Sam mencium punggung tangan Revina. "Kamu sama Elisya Sam, udah hampir magrib dia belum juga pulang. Tante takut dia kenapa-kenapa..."lirih Revina khawatir.
"Gini tante, Lisa masuk rumah sakit. Jadi sekarang Elisya ada disana. Kedatangan Sam kesini cuman mau kabarin tante sekaligus minta tolong ambilin baju ganti buat Elisya tante..."ucap Sam mengutarakan maksud kedatangannya.
Revina kaget bukan main. "Lisa kenapa Sam?..."
Sam menggeleng pelan, "Saya juga kurang tau tante..."jawab Sam jujur.
"Ya sudah kamu tunggu sebentar tante ambilin baju buat Elisya. Tante mau tunggu papa Elisya pulang kerja dulu baru nyusul kerumah sakit. Tante minta tolong jagain Elisya ya Sam..."ucap Revina memohon.
Sam tersenyum, "Tante tenang aja, Elisya aman sama saya..."ucap Sam penuh keyakinan.

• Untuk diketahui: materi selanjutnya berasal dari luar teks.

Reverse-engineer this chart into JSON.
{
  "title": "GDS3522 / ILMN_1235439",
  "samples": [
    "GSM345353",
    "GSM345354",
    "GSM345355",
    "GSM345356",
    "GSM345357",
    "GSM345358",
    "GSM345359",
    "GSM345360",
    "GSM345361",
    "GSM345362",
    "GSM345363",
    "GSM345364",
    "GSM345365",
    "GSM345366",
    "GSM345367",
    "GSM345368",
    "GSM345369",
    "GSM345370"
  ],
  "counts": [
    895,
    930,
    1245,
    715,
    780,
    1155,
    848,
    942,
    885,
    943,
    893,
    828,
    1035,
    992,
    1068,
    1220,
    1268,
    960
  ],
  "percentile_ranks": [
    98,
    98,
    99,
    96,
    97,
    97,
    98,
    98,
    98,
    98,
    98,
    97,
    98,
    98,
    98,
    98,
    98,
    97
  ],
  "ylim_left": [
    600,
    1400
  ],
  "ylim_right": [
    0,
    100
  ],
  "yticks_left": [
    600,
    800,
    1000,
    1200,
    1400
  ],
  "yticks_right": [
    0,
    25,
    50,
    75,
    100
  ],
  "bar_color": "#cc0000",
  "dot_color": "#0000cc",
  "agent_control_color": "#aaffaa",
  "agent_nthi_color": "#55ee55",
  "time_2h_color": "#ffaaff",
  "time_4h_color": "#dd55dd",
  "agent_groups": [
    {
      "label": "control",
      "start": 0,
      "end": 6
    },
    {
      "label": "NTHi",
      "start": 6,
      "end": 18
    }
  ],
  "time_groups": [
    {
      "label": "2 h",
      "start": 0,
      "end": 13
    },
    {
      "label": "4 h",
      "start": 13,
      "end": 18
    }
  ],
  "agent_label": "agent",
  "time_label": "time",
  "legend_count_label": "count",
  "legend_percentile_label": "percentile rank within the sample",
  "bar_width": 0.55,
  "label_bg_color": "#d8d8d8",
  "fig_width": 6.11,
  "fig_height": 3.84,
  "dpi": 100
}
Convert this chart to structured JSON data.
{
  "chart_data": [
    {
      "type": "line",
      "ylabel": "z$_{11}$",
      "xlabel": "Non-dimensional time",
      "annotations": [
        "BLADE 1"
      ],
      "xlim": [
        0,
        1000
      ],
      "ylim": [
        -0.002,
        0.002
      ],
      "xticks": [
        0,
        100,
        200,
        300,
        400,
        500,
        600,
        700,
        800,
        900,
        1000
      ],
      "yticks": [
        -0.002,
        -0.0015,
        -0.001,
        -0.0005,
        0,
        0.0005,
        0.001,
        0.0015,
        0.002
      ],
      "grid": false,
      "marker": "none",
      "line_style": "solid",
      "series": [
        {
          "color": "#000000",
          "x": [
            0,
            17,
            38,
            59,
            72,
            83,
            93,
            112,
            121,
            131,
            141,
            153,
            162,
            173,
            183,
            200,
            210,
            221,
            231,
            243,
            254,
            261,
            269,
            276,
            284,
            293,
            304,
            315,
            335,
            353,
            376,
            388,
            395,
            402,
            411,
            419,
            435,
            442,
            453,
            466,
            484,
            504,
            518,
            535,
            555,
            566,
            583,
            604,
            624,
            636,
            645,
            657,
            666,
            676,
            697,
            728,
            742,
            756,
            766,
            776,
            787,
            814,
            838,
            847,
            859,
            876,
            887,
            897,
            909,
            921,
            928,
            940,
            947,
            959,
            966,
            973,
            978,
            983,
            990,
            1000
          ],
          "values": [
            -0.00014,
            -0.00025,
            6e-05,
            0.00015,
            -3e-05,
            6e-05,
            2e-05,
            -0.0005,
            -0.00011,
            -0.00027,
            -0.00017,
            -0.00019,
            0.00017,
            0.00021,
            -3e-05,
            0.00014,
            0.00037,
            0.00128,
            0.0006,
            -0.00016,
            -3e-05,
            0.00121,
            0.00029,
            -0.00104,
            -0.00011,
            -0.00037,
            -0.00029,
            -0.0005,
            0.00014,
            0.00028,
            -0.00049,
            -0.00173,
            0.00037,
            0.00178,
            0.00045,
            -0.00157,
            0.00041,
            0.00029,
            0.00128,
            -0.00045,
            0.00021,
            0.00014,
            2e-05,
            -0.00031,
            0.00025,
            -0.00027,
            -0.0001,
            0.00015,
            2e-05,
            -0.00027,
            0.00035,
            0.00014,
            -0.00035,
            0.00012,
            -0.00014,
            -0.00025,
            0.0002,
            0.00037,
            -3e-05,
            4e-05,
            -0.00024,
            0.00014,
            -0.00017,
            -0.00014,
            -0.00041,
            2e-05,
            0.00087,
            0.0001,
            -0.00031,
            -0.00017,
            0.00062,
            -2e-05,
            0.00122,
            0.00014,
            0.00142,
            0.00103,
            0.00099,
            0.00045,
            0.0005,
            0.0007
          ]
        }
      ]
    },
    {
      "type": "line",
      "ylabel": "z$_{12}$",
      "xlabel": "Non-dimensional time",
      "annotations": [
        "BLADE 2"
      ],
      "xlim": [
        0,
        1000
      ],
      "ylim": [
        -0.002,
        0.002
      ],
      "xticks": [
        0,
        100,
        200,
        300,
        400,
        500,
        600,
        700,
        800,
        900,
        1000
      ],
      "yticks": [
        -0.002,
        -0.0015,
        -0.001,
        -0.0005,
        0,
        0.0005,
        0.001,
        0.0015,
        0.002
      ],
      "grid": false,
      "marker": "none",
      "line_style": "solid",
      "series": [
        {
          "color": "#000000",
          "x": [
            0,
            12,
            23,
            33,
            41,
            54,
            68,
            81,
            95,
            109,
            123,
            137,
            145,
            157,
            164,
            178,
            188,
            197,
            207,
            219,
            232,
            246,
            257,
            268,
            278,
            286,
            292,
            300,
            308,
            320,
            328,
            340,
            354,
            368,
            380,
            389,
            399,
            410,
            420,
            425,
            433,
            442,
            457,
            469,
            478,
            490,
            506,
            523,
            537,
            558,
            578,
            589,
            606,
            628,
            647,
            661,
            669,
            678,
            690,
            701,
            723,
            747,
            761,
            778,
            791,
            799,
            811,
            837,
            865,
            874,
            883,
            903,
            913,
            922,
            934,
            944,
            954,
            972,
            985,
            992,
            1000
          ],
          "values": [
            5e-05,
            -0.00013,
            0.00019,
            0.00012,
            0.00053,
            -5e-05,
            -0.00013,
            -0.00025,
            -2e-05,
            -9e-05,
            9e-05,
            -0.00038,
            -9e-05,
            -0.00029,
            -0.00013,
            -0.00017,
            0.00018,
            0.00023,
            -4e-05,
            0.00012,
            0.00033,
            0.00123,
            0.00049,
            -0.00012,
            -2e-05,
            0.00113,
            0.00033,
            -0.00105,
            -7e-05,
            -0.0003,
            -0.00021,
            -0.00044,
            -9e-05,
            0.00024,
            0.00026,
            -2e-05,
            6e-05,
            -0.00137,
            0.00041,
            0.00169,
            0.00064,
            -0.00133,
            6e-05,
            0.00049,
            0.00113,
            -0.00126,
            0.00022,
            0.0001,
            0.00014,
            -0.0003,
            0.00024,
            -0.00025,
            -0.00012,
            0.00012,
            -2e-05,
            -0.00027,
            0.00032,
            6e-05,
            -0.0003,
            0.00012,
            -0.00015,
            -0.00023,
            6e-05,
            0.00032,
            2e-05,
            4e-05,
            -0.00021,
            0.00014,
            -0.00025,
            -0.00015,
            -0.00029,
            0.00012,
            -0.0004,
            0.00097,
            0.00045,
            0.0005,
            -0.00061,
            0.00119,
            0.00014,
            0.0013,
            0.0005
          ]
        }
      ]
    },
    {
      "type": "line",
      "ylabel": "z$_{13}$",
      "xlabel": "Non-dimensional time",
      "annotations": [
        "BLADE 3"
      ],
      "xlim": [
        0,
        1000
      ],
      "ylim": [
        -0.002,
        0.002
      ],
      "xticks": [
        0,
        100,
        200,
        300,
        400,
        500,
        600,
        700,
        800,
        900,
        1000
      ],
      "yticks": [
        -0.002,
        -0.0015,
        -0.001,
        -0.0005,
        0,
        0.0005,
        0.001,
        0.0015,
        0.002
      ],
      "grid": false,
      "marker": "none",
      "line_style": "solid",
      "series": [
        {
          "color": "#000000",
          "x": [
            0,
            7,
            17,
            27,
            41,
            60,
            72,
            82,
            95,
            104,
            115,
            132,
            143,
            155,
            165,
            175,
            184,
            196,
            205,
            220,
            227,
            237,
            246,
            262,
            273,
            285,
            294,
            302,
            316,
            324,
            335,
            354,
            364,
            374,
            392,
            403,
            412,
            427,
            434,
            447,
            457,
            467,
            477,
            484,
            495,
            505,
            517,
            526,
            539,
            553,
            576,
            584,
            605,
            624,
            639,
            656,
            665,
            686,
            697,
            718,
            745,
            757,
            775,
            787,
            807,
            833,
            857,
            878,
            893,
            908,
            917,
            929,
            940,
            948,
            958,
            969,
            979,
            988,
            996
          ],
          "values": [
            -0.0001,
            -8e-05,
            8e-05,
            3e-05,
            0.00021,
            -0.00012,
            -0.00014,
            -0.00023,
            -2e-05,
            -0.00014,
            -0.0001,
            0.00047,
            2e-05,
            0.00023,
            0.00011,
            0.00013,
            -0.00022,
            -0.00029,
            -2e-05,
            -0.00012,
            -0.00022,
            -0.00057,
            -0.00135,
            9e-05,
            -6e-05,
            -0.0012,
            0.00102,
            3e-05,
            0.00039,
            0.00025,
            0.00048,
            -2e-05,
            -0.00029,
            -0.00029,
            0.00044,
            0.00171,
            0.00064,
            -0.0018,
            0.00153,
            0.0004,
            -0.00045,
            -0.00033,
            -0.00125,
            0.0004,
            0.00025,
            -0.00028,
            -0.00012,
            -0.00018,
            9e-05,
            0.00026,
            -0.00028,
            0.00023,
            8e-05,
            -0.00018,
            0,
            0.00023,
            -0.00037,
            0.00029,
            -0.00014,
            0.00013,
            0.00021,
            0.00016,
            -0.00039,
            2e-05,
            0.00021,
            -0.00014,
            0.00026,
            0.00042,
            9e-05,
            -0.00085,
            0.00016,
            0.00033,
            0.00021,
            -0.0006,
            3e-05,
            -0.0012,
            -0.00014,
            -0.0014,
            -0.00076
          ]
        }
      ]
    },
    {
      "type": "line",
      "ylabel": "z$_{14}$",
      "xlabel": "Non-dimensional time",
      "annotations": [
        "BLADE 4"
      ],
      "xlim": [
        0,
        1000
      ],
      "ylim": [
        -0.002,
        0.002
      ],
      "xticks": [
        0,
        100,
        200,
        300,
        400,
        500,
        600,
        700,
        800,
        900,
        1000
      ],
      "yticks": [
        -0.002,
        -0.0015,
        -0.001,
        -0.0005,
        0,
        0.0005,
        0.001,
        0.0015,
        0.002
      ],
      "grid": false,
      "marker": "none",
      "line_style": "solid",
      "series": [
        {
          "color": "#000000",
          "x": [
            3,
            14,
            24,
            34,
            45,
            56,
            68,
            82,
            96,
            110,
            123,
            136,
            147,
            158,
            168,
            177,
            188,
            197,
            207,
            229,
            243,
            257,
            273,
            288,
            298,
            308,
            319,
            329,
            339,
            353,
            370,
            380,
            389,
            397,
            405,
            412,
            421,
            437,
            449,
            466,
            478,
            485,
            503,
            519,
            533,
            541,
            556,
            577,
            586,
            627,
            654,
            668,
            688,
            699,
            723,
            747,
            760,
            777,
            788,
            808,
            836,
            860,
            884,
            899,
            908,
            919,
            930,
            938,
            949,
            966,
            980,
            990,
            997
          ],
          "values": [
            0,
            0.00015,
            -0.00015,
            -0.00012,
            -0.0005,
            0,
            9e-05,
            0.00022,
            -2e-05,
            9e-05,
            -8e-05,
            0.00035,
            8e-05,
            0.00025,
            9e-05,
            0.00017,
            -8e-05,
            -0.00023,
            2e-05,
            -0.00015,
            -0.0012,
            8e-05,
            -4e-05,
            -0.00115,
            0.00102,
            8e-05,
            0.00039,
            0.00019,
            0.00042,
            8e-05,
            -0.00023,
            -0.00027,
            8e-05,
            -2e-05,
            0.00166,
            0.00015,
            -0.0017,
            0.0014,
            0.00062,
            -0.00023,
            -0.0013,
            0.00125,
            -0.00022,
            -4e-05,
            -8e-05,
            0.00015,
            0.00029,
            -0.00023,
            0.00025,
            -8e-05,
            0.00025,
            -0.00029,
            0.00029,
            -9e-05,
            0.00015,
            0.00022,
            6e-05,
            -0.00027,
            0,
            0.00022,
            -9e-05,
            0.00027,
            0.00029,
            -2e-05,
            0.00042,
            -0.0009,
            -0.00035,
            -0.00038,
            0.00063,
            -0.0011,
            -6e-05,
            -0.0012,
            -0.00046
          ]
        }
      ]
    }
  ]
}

Revina berjalan menuju kamar Elisya. Membuka lemari dan mengambil satu lembar baju dan rok selutut tak lupa juga sebuah jaket untuk Elisya. Lalu memasukkan semua itu kedalam tas kecil. Ia pun bergegas keluar rumah.
"Ini Sam, baju Elisya..."ucap Revina sambil menyodorkan tas kecil itu kearah Sam.
Sam dengan cepat mengambil tas itu. "Kalau gitu Sam permisi dulu tante, saya mau sekalian beli makanan untuk Elisya..."ucap Sam tulus.
Revina tersenyum, "Hati-hati dijalan..."ucap nya.
Sam mengangguk lalu bergegas memasuki mobil. Ia menjalankan mobilnya dengan kecepatan tinggi. Sam menghentikan mobilnya untuk membeli beberapa makanan dan minuman botol untuk porsi Elisya dan Lisa nanti, tentunya juga untuk dirinya.
Setelah itu ia kembali melajukan mobilnya menuju rumah sakit tempat Lisa dirawat. Ia bergegas berjalan menuju ruang rawat Lisa. Ia pun membuka pintu tanpa mengetuk terlebih dahulu.
Ceklek...
__ADS_1
"Eh kak Sam..."ucap Elisya senang saat Sam muncul dari arah pintu sambil membawa tas kecil dan sebuah bingkisan yang cukup besar.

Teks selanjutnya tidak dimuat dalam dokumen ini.